After the guests arrive at Thornfield and there is a party in which the guests play charades, Jane, who is in attendance, discerns that Mr. Rochester cleverly exposes the pretentiousness of such guests as Blanche Ingram. Jane observes,

She laughed continually: her laugh was satirical, and so was the habitual expression of her arched and haughty lip.

Jane notices that Miss Ingram does not seem genuine and has superficial feelings as she feigns enjoyment in Mr. Rochester. In fact, this insincerity and shallowness seems rather widespread among the other guests, as well. When Jane describes Miss Ingram, she describes the others as well, 

She was very showy, but she was not genuine; she had a fine person, many brilliant attainments, but her mind was poor, her heart barren by nature; nothing bloomed spontaneously on that soil; no unforced natural fruit delighted by its freshness.

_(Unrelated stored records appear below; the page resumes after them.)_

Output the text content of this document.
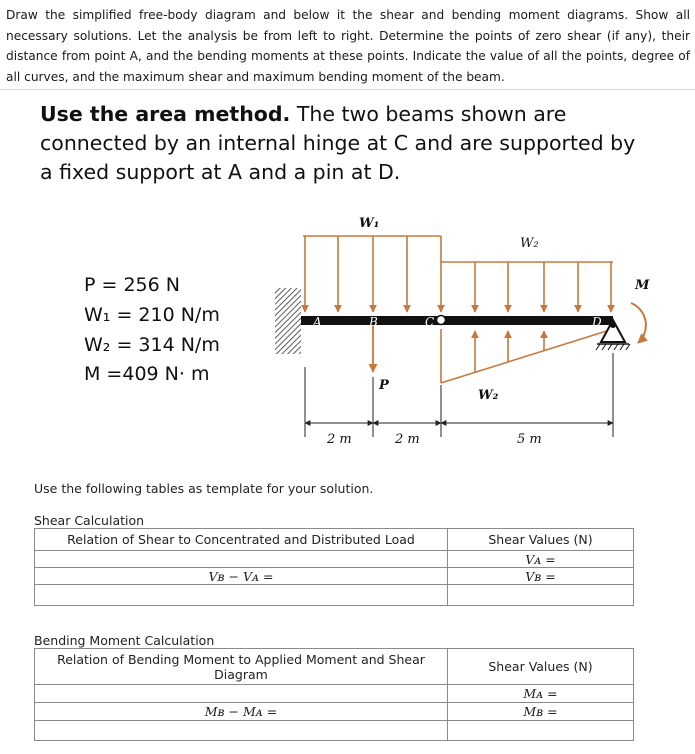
Draw the simplified free-body diagram and below it the shear and bending moment diagrams. Show all necessary solutions. Let the analysis be from left to right. Determine the points of zero shear (if any), their distance from point A, and the bending moments at these points. Indicate the value of all the points, degree of all curves, and the maximum shear and maximum bending moment of the beam.
Use the area method. The two beams shown are connected by an internal hinge at C and are supported by a fixed support at A and a pin at D.
P = 256 N
W₁ = 210 N/m
W₂ = 314 N/m
M =409 N· m
W₁
W₂
W₂
P
M
A	B	C	D
2 m	2 m	5 m
Use the following tables as template for your solution.
Shear Calculation
Relation of Shear to Concentrated and Distributed Load	Shear Values (N)
	Vᴀ =
Vʙ − Vᴀ =	Vʙ =

Bending Moment Calculation
Relation of Bending Moment to Applied Moment and Shear Diagram	Shear Values (N)
	Mᴀ =
Mʙ − Mᴀ =	Mʙ =
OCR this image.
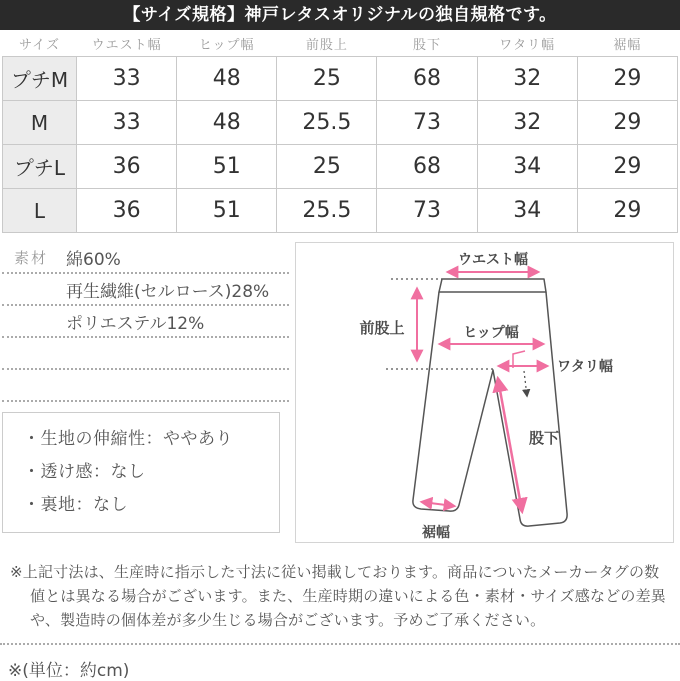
【サイズ規格】神戸レタスオリジナルの独自規格です。
サイズ	ウエスト幅	ヒップ幅	前股上	股下	ワタリ幅	裾幅
プチM	33	48	25	68	32	29
M	33	48	25.5	73	32	29
プチL	36	51	25	68	34	29
L	36	51	25.5	73	34	29
素材	綿60%
再生繊維(セルロース)28%
ポリエステル12%
・生地の伸縮性：ややあり
・透け感：なし
・裏地：なし
ウエスト幅
前股上	ヒップ幅
ワタリ幅
股下
裾幅
※上記寸法は、生産時に指示した寸法に従い掲載しております。商品についたメーカータグの数値とは異なる場合がございます。また、生産時期の違いによる色・素材・サイズ感などの差異や、製造時の個体差が多少生じる場合がございます。予めご了承ください。
※(単位：約cm)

Jane concludes that Mr. Rochester is going to marry Miss Ingram for social or political reasons, and she is pained to accept this as Blanche does "not charm him," nor does she seem to understand how to soothe him from his choleric moods. However, after the gypsy woman tells Blanche Ingram's fortune, she seems discontent, "momentarily darker, more dissatisfied" and removes herself into a corner. Jane wonders about her change in attitude and what the gypsy has told her.